Science
Get Ready For the New, Improved Second
They used the same astronomical thinking to add the Babylonian method of counting 60, the sexagesimal systems, onto the hour. Just as they divided a circle or the sphere of Earth into 60 parts, and then 60 again — making 360 degrees — so they divided the hour.
The first division of the day’s 24 hours (known in Latin as partes minutae primae) gave them the length of the minute, which was one-1,440th of an average solar day. The second division (partes minutae secundae) provided them the duration — and name — of the second, which was one-86,400th of a day. This definition remained in force until 1967. (There was a brief detour into something called ephemeris time that was so complicated even metrologists didn’t use it.)
However, the definition was not perfect. Earth’s daily rotation is slowing down; the days are becoming slightly longer, and so is its astronomical second. These small differences add up. Extrapolations from historical eclipses, and other observations show that Earth’s clock has lost more hours than three hours in the past 2,000 year.

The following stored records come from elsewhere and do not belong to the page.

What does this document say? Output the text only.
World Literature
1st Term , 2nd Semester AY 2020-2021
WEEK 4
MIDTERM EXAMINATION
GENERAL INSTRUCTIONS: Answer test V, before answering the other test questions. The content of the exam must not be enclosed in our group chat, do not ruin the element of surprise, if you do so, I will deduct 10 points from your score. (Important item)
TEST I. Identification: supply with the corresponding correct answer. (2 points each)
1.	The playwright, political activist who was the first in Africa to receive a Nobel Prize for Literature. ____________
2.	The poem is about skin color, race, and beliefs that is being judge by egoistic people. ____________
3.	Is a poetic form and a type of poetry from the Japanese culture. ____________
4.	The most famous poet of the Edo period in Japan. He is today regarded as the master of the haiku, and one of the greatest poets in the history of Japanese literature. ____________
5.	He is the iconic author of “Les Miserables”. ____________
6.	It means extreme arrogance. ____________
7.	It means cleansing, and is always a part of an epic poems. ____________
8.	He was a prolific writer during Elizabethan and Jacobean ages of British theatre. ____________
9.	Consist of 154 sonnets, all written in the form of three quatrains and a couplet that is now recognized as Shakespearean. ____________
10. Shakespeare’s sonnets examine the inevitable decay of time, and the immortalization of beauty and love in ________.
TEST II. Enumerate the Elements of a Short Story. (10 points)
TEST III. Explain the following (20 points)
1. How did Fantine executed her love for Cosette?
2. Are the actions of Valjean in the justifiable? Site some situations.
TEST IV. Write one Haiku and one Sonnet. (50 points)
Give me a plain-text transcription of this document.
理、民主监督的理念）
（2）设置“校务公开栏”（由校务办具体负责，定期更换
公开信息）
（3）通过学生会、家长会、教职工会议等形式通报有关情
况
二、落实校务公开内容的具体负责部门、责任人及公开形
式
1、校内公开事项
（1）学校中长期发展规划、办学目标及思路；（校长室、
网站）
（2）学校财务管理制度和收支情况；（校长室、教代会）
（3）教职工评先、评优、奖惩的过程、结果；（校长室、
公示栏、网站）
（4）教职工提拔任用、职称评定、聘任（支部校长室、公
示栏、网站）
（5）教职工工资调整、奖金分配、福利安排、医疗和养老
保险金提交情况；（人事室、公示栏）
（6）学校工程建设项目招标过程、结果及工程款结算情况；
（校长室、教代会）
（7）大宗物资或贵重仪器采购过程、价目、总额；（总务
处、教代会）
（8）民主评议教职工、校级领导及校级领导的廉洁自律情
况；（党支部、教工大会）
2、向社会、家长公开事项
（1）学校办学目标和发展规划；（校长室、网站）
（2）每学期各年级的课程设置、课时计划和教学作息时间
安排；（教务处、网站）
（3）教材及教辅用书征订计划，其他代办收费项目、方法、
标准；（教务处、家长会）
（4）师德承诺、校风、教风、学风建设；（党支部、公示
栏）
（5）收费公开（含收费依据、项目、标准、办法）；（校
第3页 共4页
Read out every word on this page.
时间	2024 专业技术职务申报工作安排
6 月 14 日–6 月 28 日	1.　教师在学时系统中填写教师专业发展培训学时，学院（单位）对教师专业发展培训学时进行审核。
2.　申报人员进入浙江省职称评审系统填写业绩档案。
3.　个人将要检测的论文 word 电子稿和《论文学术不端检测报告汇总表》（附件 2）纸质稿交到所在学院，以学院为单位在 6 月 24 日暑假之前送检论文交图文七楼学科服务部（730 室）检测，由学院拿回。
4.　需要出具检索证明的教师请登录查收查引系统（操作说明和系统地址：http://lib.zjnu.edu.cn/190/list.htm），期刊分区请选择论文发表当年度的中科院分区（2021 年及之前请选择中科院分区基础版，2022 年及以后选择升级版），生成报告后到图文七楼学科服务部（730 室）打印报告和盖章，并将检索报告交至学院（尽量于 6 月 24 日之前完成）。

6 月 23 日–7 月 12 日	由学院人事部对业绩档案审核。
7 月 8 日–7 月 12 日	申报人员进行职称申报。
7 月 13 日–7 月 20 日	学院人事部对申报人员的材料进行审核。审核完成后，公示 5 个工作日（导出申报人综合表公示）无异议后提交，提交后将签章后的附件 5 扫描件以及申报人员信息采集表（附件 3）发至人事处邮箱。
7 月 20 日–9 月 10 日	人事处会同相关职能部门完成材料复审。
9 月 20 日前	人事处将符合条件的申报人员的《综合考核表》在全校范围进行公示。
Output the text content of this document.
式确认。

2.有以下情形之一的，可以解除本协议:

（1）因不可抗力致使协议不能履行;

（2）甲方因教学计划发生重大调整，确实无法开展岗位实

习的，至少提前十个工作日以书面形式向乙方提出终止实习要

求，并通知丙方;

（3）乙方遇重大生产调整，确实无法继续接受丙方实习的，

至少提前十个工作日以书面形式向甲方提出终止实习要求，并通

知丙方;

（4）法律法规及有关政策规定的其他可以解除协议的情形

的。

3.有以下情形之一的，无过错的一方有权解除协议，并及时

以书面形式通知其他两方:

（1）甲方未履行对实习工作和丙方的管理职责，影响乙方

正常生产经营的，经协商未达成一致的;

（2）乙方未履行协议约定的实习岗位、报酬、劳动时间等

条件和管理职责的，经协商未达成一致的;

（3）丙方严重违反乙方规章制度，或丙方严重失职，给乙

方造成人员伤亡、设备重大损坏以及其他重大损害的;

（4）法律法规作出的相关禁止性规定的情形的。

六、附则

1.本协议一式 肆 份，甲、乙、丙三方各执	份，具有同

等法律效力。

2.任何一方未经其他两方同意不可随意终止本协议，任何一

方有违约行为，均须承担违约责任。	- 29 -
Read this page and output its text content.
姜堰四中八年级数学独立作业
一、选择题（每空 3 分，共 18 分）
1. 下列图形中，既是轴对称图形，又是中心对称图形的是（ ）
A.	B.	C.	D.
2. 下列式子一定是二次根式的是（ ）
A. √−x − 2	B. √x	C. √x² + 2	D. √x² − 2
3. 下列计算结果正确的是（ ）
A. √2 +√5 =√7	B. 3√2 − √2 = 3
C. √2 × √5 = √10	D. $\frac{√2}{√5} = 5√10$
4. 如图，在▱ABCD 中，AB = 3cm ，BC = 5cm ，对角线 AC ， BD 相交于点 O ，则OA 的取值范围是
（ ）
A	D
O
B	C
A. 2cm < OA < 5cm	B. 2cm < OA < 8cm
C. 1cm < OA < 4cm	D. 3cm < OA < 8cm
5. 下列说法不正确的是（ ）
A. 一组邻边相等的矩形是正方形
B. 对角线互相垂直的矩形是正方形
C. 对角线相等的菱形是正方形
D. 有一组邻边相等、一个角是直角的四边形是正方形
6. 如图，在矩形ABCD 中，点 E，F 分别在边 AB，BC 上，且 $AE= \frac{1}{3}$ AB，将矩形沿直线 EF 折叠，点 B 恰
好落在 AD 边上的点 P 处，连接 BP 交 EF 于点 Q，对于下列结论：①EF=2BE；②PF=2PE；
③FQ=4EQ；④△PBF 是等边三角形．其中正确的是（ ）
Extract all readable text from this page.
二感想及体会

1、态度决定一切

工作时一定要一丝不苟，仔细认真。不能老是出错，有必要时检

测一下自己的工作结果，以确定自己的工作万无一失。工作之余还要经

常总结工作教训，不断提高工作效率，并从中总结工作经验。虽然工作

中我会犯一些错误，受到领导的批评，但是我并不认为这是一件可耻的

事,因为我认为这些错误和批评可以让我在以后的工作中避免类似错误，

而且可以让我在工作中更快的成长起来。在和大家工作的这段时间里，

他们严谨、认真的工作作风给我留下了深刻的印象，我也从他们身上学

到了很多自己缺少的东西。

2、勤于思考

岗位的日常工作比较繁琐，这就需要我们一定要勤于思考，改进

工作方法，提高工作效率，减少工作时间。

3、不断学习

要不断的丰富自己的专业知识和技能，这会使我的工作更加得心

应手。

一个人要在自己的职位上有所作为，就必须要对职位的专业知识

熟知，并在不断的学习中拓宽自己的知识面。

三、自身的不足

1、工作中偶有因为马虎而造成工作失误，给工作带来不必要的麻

Therefore, the standard unit of time, based on astronomical reckoning, isn’t constant, a reality that became increasingly intolerable for metrologists during the first decades of the 20th century as they discovered just how irregular Earth’s spin was. Science demands consistency, reliability, and reproducibility. So does time — and by the late 1960s, society was becoming increasingly reliant on the frequencies of radio signals, which demanded extremely precise timings.
Metrologists turned to the much more predictable movement atomic particles. Atoms do not wear out or slowdown. Their properties do not change over time. They are the perfect timepieces.
Scientists coaxed cesium 133 atoms to reveal their secrets in the middle 20th century. Cesium, a silvery gold metal, is liquid at room temperature and has slow, heavy electrons. This makes them relatively easy to track.
Scientists exposed cesium atoms to microwave energy in a vacuum. The goal was to determine which wavelength or frequency would cause as many cesium-atoms to emit a photon, or packet of light. The photons were detected by a detector and tallied.